欲しがっていたのは 3





    ぐったりとした桜を抱えあげ、コンラートはベッドに横たえた。

    しばらく髪を優しく撫でていると、あの美しい黒瞳が、開かれる。


    「ん・・・コンラート?」


    桜はそう囁くと、コンラートの首筋に手を回した。そして、自分へと引き寄せる。


    「お願い、欲しいの・・・・」


    もう、我慢の限界だった。

    コンラートは、桜の両足を両腕で抱え上げ、体を寄せた。


    「サクラ、ごめん。無理させるかもしれない」


    「大丈夫よ、早くきて・・・」


    桜は紅潮した頬で笑みを浮かべて、コンラートの頬を撫でた。

    コンラートは音を立ててキスを贈り、そのまま中へ突き入れた。


    「うう・・・ん、はぁ・・・!」


    一気に中に差し込むと、桜の体が跳ね上がる。

    そして、両腕でコンラートを求めた。

    それに答えるように、体を前に屈めると、更に奥まで・・・


    「あっ、すごい、こんな・・・」


    「サクラ、最後まで入ったよ」


    コンラートは、苦しそうな微笑みを浮かべた。

    嬉しかった。

    ずっと、望んでいたこと。

    だけど、桜がこの行為を求めていなかったと思っていた。

    だが、今日彼女から自分を欲しがってくれた。


    「サクラ、動いても大丈夫?」


    あくまでも気遣ってくれるコンラートに、桜は首を縦に振り、苦しそうな顔をした。

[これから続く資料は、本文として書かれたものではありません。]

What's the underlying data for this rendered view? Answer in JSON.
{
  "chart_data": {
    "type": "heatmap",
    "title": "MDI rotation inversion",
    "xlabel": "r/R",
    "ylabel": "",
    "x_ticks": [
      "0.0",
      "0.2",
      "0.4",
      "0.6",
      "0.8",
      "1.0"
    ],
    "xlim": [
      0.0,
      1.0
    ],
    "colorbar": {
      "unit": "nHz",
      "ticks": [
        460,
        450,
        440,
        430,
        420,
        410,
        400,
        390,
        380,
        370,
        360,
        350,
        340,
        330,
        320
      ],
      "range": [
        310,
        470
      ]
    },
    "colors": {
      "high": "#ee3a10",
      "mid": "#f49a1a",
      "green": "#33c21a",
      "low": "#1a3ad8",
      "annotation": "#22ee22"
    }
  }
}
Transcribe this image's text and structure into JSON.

    両足を抱えあげたまま、コンラートはゆっくりと律動を始めた。

    桜の中の壁を擦りあげ、往復していく。


    「あっ、あっ、ああ・・・あん!?」


    桜がある一部分で、急に反応を変えた。

    ・・・ここか?


    コンラートは、そこを中心に突き上げていく。

    桜は自らも体を揺らし、その場所にある快感を求めてきた。


    「サ、クラ・・・辛くない・・・?」


    「ん・・・あ、や・・・気持ち・・・いいよ・・・あん、はっ・・」


    その返事に満足し、コンラートは腰の動きを強く、早めた。


    桜は気が狂ったかのように啼き、卑猥な水音が室内に響き渡る。


    動きを変えて、再び桜の奥まで侵入させる。速さは先ほどのまま。


    「あ、あぅ・・当たってる・・何、これ・・・いや・・・」


    「奥、に当たって、る・・・」


    コンラートも苦しそうに声を絞り出す。


    奥まで突き上げた男性と付き合ったことのない桜は、初めての快感に全身で震え上がった。

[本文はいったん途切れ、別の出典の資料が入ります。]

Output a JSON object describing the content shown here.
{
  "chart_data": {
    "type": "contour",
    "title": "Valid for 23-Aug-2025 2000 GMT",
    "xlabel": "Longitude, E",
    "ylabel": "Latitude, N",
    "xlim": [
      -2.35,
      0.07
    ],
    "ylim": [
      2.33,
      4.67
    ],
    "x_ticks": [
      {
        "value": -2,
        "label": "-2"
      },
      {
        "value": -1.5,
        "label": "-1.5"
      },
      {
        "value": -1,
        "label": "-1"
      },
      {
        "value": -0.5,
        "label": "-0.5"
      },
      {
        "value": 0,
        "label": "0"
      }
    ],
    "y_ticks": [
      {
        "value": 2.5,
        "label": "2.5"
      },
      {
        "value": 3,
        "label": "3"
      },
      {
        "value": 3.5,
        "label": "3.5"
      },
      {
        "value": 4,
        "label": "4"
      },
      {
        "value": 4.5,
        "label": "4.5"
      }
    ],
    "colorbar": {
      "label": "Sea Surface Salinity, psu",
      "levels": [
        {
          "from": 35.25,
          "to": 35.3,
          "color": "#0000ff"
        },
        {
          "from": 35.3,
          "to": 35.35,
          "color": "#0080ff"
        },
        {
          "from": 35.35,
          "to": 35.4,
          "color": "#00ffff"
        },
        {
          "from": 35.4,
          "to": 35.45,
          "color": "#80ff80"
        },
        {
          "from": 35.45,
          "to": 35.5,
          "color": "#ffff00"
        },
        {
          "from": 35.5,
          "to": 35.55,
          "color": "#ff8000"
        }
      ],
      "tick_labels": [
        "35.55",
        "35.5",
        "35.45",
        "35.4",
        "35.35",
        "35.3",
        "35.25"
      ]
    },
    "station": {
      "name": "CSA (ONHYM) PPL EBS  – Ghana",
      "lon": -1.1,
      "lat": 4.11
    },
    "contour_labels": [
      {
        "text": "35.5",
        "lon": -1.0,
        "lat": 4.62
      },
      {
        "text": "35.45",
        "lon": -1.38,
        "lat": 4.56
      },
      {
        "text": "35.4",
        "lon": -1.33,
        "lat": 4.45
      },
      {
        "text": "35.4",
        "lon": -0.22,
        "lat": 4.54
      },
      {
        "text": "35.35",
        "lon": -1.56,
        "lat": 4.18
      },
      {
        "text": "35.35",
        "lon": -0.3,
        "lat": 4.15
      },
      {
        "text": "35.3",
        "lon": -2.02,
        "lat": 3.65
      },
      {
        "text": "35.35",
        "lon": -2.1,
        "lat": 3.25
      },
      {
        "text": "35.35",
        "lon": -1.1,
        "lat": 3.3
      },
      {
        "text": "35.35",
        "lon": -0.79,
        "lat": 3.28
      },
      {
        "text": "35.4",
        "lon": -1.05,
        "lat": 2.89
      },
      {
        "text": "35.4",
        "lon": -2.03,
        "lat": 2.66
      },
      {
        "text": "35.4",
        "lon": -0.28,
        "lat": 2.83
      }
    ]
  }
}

    もうそこの一箇所が、体の性感帯の全てになってしまったような凄い感覚・・・

    コンラートのものが来るたびに、軽く達してしまっている。もう、頭の中が真っ白になってしまった。


    その度にきつい締め付けを受け、コンラートも限界になってきていた。

    桜の中は、気持ちよすぎる。


    体を持ち上げ、桜と自分が繋がっているすぐ上の蕾を、片手で撫で上げた。

    高い嬌声が上がる。

    片手で桜の足首を掴み掲げ、蕾を摘んで擦れば、彼女の体はすぐに痙攣を始めた。

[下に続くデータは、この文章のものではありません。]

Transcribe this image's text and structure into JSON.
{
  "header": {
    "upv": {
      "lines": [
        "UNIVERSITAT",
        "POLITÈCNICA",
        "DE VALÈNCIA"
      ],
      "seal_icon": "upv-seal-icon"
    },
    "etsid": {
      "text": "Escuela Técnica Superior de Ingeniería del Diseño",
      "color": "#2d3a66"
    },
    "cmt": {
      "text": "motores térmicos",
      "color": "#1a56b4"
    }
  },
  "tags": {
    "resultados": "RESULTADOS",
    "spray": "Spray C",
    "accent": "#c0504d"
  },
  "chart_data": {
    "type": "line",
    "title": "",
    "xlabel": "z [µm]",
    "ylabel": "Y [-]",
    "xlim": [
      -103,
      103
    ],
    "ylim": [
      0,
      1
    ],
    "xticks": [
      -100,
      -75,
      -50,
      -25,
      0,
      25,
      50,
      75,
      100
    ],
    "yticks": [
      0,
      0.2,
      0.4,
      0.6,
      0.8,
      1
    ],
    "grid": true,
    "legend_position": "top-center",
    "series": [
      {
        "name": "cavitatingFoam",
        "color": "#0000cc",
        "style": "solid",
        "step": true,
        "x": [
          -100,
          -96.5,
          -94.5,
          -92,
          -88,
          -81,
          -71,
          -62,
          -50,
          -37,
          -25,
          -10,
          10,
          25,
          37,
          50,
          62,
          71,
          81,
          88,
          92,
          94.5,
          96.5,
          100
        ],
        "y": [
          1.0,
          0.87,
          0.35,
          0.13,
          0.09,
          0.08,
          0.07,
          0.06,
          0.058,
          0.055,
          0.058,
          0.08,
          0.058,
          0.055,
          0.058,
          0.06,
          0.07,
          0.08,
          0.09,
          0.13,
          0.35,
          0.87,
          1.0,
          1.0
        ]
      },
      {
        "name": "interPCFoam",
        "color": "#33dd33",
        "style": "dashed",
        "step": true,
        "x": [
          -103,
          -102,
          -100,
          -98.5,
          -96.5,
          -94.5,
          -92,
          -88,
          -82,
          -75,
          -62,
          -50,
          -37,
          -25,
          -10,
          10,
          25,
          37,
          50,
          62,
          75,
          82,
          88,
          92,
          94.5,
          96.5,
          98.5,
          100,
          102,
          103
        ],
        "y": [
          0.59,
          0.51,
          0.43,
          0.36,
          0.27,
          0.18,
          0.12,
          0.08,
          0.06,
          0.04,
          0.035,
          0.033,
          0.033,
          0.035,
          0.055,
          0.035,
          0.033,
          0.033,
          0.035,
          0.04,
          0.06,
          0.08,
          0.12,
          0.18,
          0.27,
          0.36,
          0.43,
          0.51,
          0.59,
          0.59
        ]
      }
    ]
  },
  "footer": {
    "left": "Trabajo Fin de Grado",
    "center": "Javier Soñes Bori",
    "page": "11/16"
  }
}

    その衝撃は、直接コンラートにも伝わってくる。


    もう一動きすれば、確実に爆発しそうな瞬間、素早く分身を引き抜き、桜の白い腹の上に放射する。

    ぐったりとした桜の顔に、飛沫が当たる。

    全てを出しつくし、コンラートは深く溜息を付いて、目を閉じたままの桜の顔を、慎重にティッシュで拭いていった。

    疲れ果てたはずなのに、彼女をそのままにしておくのは嫌だった。


    それに気付き、桜はうっすらと目を開けた。

    コンラートの大好きな、気の強そうな黒瞳の光も、今はぐったりしている。


    「・・・いいよ、コンラート。またシャワー浴びるから」


    「サクラ、サクラ・・・愛しているよ」


    急に頭を抱え込まれ、頭がぼんやりとしたままの桜は、腕を上げてコンラートの髪を撫でた。


    「私もよ。ずっと愛しているし・・・愛してね」


    コンラートは体を持ち上げ、桜に誓いのキスを贈った。

    優しく、とろけるような。


    唇を離した時のコンラートの瞳は、桜をまるで包み込むかのような暖かい銀色に輝いていた。